Dass vor der Halle heute meist kleine 7,5-Tonner die Waren bewegen, ist fast schon ein Treppenwitz der Geschichte. Die Fahrer:innen sind neue Selbstständige, auch kleine Familienunternehmen, die mit zwei bis drei LKW die Fuhren zwischen dem Güterzentrum und den Lagerhallen in der Stadt übernehmen. Auf Europaletten lagern Kühlschränke zwischen Solarpaneelen und Autoreifen, Waschmaschinen, Wein, Motoröl, Süßigkeiten und Topfpflanzen. In der Halle steht ein moderner Getränkeautomat. Mich erinnern die sonst immer an Greifautomaten für Stofftiere, aber heute muss ich an Logistik denken, während ich dem Greifarm dabei zuschaue, wie er meine Cola befördert.

Straße statt Schiene

Nachdem wir das Güterzentrum verlassen haben, machen wir noch einen kurzen Abstecher ins Industriezentrum Niederösterreich Süd. Dort, wo die Nazis früher Flugzeuge gebaut haben, befinden sich heute die Imperien von Billa und LKW-Walter.
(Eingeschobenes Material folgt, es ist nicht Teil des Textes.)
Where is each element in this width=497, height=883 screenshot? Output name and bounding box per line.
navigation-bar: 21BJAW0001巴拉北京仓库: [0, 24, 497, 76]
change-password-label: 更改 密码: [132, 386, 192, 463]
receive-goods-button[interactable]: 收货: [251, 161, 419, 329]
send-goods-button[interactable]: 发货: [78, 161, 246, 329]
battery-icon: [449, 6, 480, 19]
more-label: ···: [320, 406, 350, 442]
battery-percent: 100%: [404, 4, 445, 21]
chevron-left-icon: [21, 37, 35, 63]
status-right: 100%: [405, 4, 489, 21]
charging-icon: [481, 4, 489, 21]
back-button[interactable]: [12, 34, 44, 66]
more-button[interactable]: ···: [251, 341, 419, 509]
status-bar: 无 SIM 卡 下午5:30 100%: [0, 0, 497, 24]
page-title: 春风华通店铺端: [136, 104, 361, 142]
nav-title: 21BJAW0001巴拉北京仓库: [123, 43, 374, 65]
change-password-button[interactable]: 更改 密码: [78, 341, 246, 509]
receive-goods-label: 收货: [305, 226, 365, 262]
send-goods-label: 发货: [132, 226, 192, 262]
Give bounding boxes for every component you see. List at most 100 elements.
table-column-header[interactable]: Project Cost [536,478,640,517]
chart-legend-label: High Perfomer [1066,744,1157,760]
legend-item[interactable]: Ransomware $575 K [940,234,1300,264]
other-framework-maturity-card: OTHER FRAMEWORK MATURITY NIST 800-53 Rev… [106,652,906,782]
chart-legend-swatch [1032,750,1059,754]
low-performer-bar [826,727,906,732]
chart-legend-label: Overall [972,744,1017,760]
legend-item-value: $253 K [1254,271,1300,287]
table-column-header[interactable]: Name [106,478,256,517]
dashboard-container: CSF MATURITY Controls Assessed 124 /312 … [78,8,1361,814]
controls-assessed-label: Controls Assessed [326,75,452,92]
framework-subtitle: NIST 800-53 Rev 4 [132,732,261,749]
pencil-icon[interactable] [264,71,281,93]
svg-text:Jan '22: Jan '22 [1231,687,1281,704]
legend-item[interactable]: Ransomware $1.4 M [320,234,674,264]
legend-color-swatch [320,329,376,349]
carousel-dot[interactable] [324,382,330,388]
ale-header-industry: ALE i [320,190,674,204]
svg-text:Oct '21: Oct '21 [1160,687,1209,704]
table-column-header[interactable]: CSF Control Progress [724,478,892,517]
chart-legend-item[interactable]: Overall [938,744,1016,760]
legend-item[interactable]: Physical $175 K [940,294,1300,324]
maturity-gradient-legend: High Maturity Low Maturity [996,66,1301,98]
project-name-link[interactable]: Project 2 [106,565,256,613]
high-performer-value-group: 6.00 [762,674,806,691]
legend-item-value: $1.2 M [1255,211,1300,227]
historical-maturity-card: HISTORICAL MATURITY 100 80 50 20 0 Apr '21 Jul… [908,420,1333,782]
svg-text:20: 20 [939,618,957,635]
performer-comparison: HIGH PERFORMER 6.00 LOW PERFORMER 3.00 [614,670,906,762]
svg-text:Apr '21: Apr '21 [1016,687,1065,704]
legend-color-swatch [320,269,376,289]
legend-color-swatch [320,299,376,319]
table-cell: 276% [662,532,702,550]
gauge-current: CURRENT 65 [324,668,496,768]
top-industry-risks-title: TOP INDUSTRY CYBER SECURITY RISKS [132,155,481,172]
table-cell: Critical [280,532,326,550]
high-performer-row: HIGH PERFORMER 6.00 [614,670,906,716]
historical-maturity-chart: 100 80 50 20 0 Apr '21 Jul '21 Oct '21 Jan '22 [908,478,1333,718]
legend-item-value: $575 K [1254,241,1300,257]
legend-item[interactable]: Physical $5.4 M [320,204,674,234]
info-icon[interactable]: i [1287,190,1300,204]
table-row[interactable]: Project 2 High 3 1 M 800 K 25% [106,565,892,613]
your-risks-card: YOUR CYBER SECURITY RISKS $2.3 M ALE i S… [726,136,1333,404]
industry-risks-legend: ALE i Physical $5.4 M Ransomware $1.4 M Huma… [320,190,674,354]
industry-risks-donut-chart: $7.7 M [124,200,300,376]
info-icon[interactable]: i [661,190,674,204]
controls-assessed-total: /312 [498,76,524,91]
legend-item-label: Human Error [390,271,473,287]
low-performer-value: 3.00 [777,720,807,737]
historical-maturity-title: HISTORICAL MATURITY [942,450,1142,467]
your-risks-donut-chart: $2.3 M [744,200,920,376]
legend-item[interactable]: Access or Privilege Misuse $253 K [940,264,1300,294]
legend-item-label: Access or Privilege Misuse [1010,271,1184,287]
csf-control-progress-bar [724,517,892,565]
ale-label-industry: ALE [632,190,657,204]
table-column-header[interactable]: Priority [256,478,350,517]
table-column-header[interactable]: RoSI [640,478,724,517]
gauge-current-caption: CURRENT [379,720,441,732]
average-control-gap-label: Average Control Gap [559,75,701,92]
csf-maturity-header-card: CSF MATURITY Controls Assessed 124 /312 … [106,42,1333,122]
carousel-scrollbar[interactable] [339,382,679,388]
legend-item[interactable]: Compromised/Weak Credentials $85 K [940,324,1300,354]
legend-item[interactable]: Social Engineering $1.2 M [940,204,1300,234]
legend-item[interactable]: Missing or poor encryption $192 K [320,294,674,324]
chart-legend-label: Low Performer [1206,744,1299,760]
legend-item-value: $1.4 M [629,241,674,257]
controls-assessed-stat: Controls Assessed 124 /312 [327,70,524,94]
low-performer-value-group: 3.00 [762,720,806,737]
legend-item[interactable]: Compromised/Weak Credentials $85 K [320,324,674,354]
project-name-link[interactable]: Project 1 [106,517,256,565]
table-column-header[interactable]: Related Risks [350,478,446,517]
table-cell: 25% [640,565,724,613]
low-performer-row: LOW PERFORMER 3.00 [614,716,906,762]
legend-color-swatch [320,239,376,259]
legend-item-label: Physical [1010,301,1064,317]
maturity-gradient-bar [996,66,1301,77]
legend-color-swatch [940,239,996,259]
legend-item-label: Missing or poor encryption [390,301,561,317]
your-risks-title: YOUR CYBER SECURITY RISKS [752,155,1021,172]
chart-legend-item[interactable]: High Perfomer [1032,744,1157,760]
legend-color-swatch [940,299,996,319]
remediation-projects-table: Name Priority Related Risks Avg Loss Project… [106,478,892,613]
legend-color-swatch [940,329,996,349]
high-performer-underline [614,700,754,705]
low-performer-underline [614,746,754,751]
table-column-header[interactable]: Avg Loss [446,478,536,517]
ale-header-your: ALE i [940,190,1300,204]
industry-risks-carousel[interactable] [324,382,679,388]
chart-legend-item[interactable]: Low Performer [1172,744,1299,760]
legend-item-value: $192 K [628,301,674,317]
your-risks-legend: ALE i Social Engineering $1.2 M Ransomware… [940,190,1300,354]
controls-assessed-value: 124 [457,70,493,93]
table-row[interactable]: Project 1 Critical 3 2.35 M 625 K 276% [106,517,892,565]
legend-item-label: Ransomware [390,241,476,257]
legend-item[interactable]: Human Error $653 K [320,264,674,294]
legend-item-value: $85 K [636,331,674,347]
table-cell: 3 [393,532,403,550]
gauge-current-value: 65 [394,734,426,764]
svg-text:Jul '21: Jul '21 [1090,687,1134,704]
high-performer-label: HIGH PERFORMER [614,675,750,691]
Eigentlich ist das ganze Areal von der Eisenbahn erschlossen, die Schienenstränge sind perfekt saniert, aber kein Unternehmen nutzt sie. Denn die Bahn rechnet sich gegenüber dem LKW erst ab 1000 Kilometer Wegstrecke – nicht zuletzt dank der LKW-freundlichen Gesetzgebung. Dabei hat zumindest LKW-Walter Pionierarbeit geleistet, um die Güter möglichst unkompliziert von der Straße auf die Schiene befördern zu können. Frühzeitig auf diesen kombinierten Verkehr zu setzen und die LKW entsprechend umzurüsten, verschaffte LKW-Walter einen Vorteil gegenüber der Konkurrenz. Heute vermietet das Unternehmen vor allem seine Software, aber auch Fahrer:innen und Fahrzeuge an andere Speditionen. Dieses Geschäftsmodell ist unter dem Begriff Plattformökonomie bekannt.

Die letzte Tour

Nach drei Stunden werden die ersten Gäste nervös, noch lachen sie, aber manche wünschen insgeheim, sie wären bereits beim McDonalds am Mexikoplatz ausgestiegen. Im nächsten Stau gibt es ein Lied, verspricht Michael, der merkt, dass die Stimmung kippt. Dann schrammeln die Highwayman ihren Revolutionskitsch durch die Lautsprecher des Reisebusses, während wir über die Stadtautobahn tuckern. Eine Frau erzählt, dass sie die genauen Recherchen bei Tracing Spaces schätze, außerdem sei sie mit so ungewöhnlichen Bereichen konfrontiert, dass es nie langweilig werde. Leider kann das nicht überprüft werden, denn es war die letzte Tour für eine längere Zeit, aber das Museum Nordwestbahnhof gibt es weiterhin und am 21. Juni ist Sommerfest. Man munkelt, dass Ernst Molden Fischerlieder singen wird…

Michael Hieslmair und Michael Zinganel (2024): Selbsternanntes Museum Nordwestbahnhof. Performatives Kuratieren als kollaborative Spurensuche, Turia+Kant, Wien.